Anyone who has the necessary training to even use Eribon already knows about it. But the author digresses, and the prolixity is of course also a sign of educational privilege: “She had not had the opportunity to acquire the cultural and intellectual ‘dispositions’ that would have enabled her to be interested in things that I was interested in, classics of literature or texts about trade union history, for example. Just as with Marx and Engels, it almost went without saying that she would never open Camus’s novel or Sartre’s autobiography. She lacked…” – and again – “the educational and cultural ‘competences’, which are neither universal nor innate, but a privilege of the ruling classes, which is achieved through the transmission of cultural capital in families and in the social environment as well as through the attendance of certain schools (those that do not exclusively prepare for craft and technical professions) is reproduced. Neither my father nor my mother nor anyone else in my family read Marx, that is so self-evident that the statement is actually unnecessary. Actually, yes, and one will find that the sociology professor Eribon, especially the one with a propaedeutic soul, was a biographical writer repeatedly gets in the way; if he does not have to come to his aid, because the story that the writer tells has already been told by himself, and better in every way.
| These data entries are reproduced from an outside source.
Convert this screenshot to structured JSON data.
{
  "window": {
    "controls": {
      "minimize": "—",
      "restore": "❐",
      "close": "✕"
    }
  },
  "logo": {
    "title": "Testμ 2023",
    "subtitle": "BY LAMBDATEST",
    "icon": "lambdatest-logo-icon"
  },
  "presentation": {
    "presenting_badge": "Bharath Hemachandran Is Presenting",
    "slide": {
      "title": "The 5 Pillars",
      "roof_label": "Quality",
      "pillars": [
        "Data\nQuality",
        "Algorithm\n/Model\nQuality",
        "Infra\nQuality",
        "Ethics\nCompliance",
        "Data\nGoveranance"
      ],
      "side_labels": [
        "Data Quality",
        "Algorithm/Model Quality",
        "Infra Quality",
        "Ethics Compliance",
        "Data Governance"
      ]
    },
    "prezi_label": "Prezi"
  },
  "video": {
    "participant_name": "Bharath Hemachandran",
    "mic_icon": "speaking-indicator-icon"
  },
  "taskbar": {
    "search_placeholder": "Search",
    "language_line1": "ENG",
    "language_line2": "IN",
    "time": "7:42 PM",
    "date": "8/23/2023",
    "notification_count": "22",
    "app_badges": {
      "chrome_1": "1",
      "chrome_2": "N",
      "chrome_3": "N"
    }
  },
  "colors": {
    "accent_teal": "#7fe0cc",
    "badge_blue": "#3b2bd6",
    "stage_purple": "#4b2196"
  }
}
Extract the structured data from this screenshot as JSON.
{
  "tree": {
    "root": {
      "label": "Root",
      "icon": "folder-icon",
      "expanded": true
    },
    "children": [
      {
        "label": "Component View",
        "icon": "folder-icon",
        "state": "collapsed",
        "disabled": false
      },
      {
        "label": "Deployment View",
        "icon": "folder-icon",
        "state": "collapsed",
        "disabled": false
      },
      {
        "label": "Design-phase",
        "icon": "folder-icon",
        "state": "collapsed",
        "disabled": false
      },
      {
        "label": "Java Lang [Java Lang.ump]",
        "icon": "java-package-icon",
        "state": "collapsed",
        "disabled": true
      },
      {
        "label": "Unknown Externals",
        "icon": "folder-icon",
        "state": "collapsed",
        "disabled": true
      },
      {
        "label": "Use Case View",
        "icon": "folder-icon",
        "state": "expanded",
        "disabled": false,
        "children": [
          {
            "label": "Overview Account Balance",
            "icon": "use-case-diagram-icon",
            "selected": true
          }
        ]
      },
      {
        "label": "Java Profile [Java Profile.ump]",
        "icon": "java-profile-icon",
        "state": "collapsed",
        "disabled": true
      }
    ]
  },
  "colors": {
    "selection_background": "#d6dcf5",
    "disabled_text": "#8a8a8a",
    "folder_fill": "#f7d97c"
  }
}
This is just a literary objection, not a sociological one, and the fact that Eribon follows the same patriarchal triangle of class – body – mind is of course the diagnosis. In the end he ends up back with the question of who speaks for those who cannot speak for themselves, whether they are in a retirement home or in the banlieue: How can we find out from the dilemma that speaking for others means dominating them to exercise them? One might close »A Worker« with the thought that everyone who still has the home ahead of them is like the Eribon class refugee who will pay for his betrayal by having his origins finally catch up with him. And not as death, as it is part of life, but as dying, which ends a life that had no future.

Didier Eribon: »A worker. Life, old age, dying”, Suhrkamp, ​​born, 272 pages, 25 €.